Dans cet entretien, le Dr Christiane LOBA partage son expérience sur la formation initiée par la Caisse nationale de prévoyance sociale (CNPS) visant à renforcer les compétences des médecins du travail pour mieux prévenir les risques dans le secteur du BTP.
La Direction de la prévention et de la promotion de la santé et de la sécurité au travail (DPPSST) de la CNPS a organisé une formation intensive de 72 heures dédiée aux risques professionnels dans le BTP. Intitulée « Prévention des risques professionnels et surveillance médicale des travailleurs dans le BTP », cette session s’est tenue du 13 au 15 mai 2025 à Grand-Bassam, réunissant 35 professionnels de santé (médecins du travail et infirmiers) issus d’entreprises privées. Parmi les participants, Dr Christiane LOBA, médecin du travail, a partagé son expertise sur les dangers spécifiques du secteur et souligné l’impact de telles formations pour renforcer la prévention et protéger durablement les travailleurs.
Bonjour docteur Christiane LOBA. Comment devient-on médecin du travail ?

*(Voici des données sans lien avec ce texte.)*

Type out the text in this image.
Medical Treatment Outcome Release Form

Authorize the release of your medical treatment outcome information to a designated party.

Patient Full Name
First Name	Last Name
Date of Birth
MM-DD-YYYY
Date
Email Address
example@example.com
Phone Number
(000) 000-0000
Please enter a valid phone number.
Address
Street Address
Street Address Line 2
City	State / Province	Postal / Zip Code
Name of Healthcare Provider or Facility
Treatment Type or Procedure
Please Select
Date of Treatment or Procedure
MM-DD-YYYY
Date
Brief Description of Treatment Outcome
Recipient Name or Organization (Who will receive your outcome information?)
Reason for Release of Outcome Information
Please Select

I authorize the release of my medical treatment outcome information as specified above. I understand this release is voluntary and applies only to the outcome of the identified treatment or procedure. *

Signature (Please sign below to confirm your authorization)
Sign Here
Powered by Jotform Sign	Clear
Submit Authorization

Bonjour. La médecine du travail est une branche de la médecine qui s’occupe du bien-être physique et mental des travailleurs. On est d’abord médecin, titulaire d’un doctorat. Ensuite, j’ai effectué ma spécialisation, soit 4 à 5 ans d’études supplémentaires à la faculté de médecine, pour devenir médecin du travail. C’est une spécialité à part entière.
Pourquoi avez-vous assisté à cette formation ?
Cette formation était dédiée aux professionnels de santé, et plus précisément à ceux qui exercent dans le domaine de la médecine du travail.
En tant que professionnelle, qu’avez-vous constaté concernant les travailleurs du BTP ?
Les travailleurs du BTP sont parmi les plus exposés aux risques professionnels sur les chantiers. Comme vous le savez, le BTP englobe tout ce qui concerne la construction de maisons, les aménagements et même les infrastructures (ponts, etc.). C’est un travail particulièrement pénible, avec de nombreux corps de métiers impliqués. Ces professionnels sont exposés à plusieurs types de risques, notamment les risques physiques et chimiques.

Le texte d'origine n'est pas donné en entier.